Nell’agosto del 1997 il braccio destro di Giuseppe Graviano, nominato reggente del mandamento di Brancaccio, dopo l’arresto dei fratelli Giuseppe e Filippo Graviano e del loro erede Antonino Mangano, finisce nel carcere di Parma. Il destino lo porta a condividere la detenzione con Gaetano Murana, condannato perché avrebbe partecipato alla strage di via D’Amelio facendo addirittura da battistrada nel trasporto della Fiat 126 imbottita di esplosivo in via D’Amelio e Giuseppe Orofino, il carrozziere condannato perché avrebbe aiutato Cosa Nostra nella preparazione dell’autobomba. Entrambi non c’entravano nulla con la strage che costò la vita a Paolo Borsellino e ai membri della scorta, Emanuela Loi, Walter Eddie Cosina, Agostino Catalano, Claudio Traina e Vincenzo Li Muli.

Gaetano Murana e Giuseppe Orofino come Cosimo Vernengo, Natale Gambino, Salvatore Profeta, Giuseppe La Mattina, Gaetano Scotto, Vincenzo Scarantino e Salvatore Candura erano stati incastrati dalle false dichiarazioni del pentito ‘farlocco’ Vincenzo Scarantino. Spatuzza sapeva benissimo che Orofino e Murana erano innocenti. Nel 1998, durante un colloquio investigativo alla presenza dell’allora Procuratore Pietro Grasso, senza auto-accusarsi, fece capire al pm che Scarantino mentiva. Poi però Spatuzza allora non si pentì. Solo dopo una conversione profonda passò dalla parte della legge 9 anni dopo. Così quella mezza ammissione restò in un cassetto della Direzione Nazionale Antimafia, poiché non aveva nessun valore.

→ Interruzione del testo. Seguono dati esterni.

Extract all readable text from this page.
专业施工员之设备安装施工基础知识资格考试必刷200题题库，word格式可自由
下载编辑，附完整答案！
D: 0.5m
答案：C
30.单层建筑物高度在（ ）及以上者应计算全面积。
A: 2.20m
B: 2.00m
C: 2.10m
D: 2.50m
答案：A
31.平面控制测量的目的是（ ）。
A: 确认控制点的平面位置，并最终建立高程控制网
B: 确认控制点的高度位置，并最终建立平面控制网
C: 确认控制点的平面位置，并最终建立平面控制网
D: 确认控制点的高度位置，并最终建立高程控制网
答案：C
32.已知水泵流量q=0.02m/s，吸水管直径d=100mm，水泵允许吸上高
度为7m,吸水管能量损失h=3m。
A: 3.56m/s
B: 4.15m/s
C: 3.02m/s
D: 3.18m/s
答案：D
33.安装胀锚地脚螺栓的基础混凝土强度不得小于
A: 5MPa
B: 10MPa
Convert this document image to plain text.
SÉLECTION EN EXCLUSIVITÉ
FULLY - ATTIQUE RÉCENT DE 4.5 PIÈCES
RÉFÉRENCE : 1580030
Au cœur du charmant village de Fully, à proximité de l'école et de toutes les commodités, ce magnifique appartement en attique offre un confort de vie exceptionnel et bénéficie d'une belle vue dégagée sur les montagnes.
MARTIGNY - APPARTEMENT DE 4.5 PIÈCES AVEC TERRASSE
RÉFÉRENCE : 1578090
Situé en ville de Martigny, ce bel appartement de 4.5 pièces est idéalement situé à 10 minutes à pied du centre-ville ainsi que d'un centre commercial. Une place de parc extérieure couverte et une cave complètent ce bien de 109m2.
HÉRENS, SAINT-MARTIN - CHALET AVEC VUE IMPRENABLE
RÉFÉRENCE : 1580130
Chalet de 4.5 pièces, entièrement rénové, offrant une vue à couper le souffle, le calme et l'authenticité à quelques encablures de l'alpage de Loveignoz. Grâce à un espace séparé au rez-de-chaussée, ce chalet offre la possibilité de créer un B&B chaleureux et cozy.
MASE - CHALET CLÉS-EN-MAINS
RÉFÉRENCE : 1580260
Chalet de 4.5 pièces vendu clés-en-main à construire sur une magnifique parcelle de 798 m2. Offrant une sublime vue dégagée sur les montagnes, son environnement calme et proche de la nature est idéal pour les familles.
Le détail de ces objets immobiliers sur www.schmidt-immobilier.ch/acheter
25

Il pm Stefano Luciani, distaccato a Caltanissetta per seguire insieme all’aggiunto Gabriele Paci il processo ai tre poliziotti, nel suo esame testimoniale sottolinea questo punto delicato. Luciani cerca di entrare nella mente di Spatuzza e gli chiede cosa pensasse quando incrociava in cella lo sguardo di Murana. Quando il pm lo incalza, Gaspare Spatuzza (che nei suoi decenni bui fu responsabile di una quarantina di omicidi) si commuove. Gli avvocati di parte civile lo invitano ad andare avanti e ad alzare la voce. Mentre i due pm presenti in aula a Roma, come il presidente del Tribunale Francesco D’Arrigo sono più comprensivi. I magistrati aspettano alcuni secondi e il collaboratore rinfrancato riprende il suo discorso.

Spatuzza conclude con una constatazione amara: “Il carcere è più duro per un innocente”.